Background: For newly diagnosed (ND) patients with multiple myeloma (MM), treatment selection is influenced by transplant eligibility and patient fitness. Triplet or quadruplet regimens, such as daratumumab, lenalidomide, and dexamethasone (DRd) or anti-CD38 monoclonal antibodies + bortezomib, lenalidomide, and dexamethasone are considered standard of care (SoC) in transplant-ineligible (TI) patients. However, among TI patients, elderly and/or frail patients have been shown to have suboptimal outcomes with current SoC regimens as well as being excluded from clinical studies with quadruplet regimens. Therefore, an unmet medical need exists for innovative treatment regimens that can deliver robust efficacy and a tolerable safety profile in elderly and/or frail patients.

The cell-surface receptor B-cell maturation antigen (BCMA) is highly expressed on malignant plasma cells in patients with MM, making it a promising therapeutic target. Etentamig is a fully human bispecific monoclonal immunoglobulin G4 antibody that targets BCMA on MM cells and CD3 on the surface of T-cells, resulting in T-cell activation and selective destruction of BCMA-positive MM cells. Etentamig may offer a promising tolerable treatment option for older and frailer patients, given its low-affinity CD3 binding—which may reduce cytokine release—and a silenced Fc region that supports extended half-life and convenient monthly dosing.

Aims: The primary objectives of this study are to determine the efficacy and safety of etentamig+daratumumab (etentamig+D) versus DRd for TI patients with NDMM.

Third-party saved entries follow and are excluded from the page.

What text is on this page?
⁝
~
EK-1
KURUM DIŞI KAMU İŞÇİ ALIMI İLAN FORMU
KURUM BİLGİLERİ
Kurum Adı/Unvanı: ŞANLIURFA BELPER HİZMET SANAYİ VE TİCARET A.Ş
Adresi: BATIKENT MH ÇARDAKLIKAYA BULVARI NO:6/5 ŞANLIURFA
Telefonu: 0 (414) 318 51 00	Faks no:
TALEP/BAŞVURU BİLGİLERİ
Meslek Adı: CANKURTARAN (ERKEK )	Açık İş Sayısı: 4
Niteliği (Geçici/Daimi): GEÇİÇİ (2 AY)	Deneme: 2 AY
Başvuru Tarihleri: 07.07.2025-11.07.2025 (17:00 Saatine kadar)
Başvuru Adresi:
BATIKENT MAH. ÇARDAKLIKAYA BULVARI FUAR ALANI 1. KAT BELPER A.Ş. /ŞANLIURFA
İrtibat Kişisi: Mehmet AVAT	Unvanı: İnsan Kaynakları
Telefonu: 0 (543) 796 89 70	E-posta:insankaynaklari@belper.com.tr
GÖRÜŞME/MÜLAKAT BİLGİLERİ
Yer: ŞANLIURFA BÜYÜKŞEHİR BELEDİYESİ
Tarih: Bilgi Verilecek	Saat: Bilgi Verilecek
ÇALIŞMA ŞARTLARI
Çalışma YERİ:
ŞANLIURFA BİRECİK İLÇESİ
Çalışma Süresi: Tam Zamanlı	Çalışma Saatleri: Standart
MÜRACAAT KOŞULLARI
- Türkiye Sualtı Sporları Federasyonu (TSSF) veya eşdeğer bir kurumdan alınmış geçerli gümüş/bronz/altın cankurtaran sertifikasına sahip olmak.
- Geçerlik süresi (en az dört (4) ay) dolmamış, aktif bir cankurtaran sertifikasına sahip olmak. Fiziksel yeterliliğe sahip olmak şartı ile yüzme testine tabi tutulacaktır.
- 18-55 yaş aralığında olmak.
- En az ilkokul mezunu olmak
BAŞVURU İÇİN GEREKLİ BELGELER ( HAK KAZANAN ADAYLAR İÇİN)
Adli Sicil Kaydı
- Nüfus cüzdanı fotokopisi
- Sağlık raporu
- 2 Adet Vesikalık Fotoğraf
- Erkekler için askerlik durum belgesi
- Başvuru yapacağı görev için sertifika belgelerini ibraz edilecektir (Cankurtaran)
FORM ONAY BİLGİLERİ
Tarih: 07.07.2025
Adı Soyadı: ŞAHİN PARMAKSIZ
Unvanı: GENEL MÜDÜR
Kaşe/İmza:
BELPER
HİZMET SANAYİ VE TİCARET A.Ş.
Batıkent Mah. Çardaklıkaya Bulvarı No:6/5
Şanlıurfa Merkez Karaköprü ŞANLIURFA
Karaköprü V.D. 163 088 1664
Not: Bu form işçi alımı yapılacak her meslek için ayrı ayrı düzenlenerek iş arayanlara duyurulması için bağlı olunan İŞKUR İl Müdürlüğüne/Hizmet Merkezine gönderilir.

Methods: This global, IFM/PETHEMA collaborative study (NCT07095452) is a Phase 2/3 multicenter, randomized, open-label study and will enroll patients (aged ≥18 years) with NDMM who, based on investigator judgment, are ineligible for high-dose chemotherapy and autologous stem cell transplant (SCT) due to factors likely to negatively impact tolerability of high-dose chemotherapy and SCT. The study will include patients with an International Myeloma Working Group (IMWG) Myeloma Frailty Index Score of ≥1 (intermediate-fitness to frail).

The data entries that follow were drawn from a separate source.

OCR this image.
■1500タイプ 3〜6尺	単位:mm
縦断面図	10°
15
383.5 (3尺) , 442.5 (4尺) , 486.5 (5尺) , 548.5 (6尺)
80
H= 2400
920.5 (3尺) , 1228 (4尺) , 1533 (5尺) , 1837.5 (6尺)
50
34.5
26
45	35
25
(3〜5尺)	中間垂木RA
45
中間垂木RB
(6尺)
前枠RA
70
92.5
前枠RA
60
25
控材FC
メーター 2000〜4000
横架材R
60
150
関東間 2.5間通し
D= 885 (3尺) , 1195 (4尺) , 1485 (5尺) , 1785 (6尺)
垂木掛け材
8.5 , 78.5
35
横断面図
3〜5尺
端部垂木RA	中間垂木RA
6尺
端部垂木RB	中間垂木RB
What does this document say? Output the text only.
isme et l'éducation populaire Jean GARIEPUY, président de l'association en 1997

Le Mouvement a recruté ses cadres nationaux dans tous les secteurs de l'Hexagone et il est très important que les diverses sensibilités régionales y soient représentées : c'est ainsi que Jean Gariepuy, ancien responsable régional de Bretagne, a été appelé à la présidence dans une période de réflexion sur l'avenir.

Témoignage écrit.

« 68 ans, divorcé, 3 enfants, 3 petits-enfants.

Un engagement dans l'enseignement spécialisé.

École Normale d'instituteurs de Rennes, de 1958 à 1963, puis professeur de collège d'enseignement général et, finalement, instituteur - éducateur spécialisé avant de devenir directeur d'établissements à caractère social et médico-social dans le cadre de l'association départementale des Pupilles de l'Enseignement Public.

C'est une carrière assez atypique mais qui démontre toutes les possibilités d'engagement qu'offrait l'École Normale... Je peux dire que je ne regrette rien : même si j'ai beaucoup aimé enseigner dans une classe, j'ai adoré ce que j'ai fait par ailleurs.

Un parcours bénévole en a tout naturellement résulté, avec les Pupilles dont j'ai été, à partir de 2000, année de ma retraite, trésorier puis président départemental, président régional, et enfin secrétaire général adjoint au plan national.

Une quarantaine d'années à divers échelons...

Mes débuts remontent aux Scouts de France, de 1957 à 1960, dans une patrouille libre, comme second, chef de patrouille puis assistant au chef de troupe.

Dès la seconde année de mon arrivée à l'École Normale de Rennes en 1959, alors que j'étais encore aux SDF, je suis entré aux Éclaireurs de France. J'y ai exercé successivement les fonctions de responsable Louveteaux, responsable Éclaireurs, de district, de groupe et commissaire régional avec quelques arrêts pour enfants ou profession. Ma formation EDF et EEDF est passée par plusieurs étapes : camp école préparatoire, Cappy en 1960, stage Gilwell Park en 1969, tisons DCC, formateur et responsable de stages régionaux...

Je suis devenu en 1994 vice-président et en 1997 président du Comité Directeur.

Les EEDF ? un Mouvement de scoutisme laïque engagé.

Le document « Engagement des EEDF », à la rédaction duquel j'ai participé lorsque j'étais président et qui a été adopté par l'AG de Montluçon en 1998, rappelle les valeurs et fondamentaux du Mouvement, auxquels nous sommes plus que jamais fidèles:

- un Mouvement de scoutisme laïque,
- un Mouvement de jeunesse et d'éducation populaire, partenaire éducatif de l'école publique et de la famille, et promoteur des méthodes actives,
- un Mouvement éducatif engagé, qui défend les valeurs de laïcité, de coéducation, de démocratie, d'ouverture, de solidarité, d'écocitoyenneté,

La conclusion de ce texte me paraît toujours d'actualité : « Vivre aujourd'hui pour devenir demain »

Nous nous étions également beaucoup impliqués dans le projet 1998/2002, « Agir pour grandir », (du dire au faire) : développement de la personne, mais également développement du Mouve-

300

In the Phase 2 part of the study, patients will be randomized to receive 1 of 3 dose levels of etentamig (IV) every 4 weeks (Q4W) with 1800 mg of daratumumab (subcutaneous) every week (cycles 1–2), Day 1 and Day 15 (cycles 3–6), and Q4W (cycle 7+). From these data, the safety and tolerability, efficacy, pharmacokinetics and pharmacodynamics, and exposure-response analyses will inform the optimal recommended Phase 3 dose (RP3D) of etentamig+D. The Phase 3 part of the study will randomize patients 1:1 to receive the standard-of-care (DRd] administered per the local label), or etentamig+D at the RP3D found in the Phase 2 portion of the study. Etentamig+D will be administered based on a 28-day cycle, and will be given at the RP3D regimen.

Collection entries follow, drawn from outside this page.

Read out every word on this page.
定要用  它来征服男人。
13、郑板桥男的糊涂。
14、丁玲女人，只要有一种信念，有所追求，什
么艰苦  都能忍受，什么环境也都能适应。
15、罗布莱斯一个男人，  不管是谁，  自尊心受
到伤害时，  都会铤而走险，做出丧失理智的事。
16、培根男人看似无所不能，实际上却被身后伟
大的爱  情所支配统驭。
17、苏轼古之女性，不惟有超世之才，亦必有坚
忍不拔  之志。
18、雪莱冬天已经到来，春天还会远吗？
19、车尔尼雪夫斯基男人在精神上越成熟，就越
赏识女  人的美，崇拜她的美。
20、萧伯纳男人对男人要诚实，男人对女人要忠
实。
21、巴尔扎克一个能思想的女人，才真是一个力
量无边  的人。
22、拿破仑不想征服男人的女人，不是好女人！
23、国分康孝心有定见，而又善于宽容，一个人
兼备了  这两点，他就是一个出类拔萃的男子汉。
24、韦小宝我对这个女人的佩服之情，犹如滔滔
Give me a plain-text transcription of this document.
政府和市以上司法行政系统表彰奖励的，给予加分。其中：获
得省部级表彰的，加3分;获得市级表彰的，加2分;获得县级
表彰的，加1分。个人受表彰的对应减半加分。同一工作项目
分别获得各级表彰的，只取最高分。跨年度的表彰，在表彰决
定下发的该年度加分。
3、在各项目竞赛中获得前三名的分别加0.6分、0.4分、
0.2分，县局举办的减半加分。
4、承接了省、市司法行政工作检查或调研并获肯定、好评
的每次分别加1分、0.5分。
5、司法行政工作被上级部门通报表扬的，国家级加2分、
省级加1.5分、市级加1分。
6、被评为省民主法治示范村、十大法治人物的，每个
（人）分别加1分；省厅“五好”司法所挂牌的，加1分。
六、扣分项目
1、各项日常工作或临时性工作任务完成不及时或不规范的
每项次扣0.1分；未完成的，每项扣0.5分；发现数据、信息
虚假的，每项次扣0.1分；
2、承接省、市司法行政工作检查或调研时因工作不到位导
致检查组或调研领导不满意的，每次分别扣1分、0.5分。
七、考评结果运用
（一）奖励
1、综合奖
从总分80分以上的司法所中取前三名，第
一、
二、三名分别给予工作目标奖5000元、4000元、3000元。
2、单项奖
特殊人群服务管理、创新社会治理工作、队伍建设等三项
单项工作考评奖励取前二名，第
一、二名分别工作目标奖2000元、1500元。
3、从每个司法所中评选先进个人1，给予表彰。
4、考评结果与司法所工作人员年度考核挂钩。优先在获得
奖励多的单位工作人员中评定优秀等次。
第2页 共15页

The primary endpoint in the Phase 2 part of the study is clinical activity per IMWG 2016 criteria, including overall response rate, complete response or better, very good partial response, and partial response. In Phase 3, measurable residual disease negativity (10⁻⁵ threshold) and progression-free survival are dual primary endpoints. Approximately 54 sites across the United States, Canada, Japan, France, Norway, and Spain will participate in Phase 2, and additional countries contributing approximately 101 sites will be added for Phase 3.